PAST PRESENT TENSE (2019)
12 MINUTE, 2 CHANNEL VIDEO INSTALLATION


Past Present Tense is a 2 channel, 12 minute video installation that tells the story of shared experience between two unnamed main characters, through the dual lens of their distinct and fractured memories. These two disparate accounts combine and interplay across the viewing area, overlapping the individual perspectives.

The film is derived from my relationship to my late father, a man who survived by near miraculous circumstances both the atrocities of WWII, and the 1956 Hungarian revolution.

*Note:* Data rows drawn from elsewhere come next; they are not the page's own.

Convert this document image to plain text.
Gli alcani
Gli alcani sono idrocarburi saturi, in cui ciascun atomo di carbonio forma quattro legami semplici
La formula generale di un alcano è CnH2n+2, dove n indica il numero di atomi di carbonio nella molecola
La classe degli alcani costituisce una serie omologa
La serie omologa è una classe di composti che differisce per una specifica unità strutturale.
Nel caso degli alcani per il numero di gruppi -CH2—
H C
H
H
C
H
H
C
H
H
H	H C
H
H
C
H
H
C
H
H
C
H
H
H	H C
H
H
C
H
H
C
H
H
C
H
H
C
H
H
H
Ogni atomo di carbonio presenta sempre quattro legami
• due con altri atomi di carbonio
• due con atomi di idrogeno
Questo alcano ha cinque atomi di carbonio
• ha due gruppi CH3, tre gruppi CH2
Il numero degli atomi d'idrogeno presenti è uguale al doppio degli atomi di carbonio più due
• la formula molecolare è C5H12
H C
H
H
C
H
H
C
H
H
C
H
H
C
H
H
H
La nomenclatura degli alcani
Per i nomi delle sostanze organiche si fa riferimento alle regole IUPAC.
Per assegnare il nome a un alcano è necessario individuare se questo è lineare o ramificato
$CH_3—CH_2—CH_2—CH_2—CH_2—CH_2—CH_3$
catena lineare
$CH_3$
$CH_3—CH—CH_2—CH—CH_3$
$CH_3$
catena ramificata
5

When I was 30 years old, I decided to sit down with him to record his stories, but as I made arrangements to visit, he suddenly passed away. The loss was made more difficult by the fact that I had narrowly missed the chance to document his memories; an opportunity that could never be retrieved. His stories are now only accessible through the unreliable and partial second-hand accounts recalled by me, and my family. These versions are not only fractured, incomplete and often conflicting, but they are also fading with time.

Using a multi-layered approach that combines 8mm & Super 8 footage from my personal archives, new film footage, and voice-over narration, Past Present Tense flips between the two character's accounts, highlighting the complex process of remembering and the difficulty of reconciling multiple perspectives about the same event.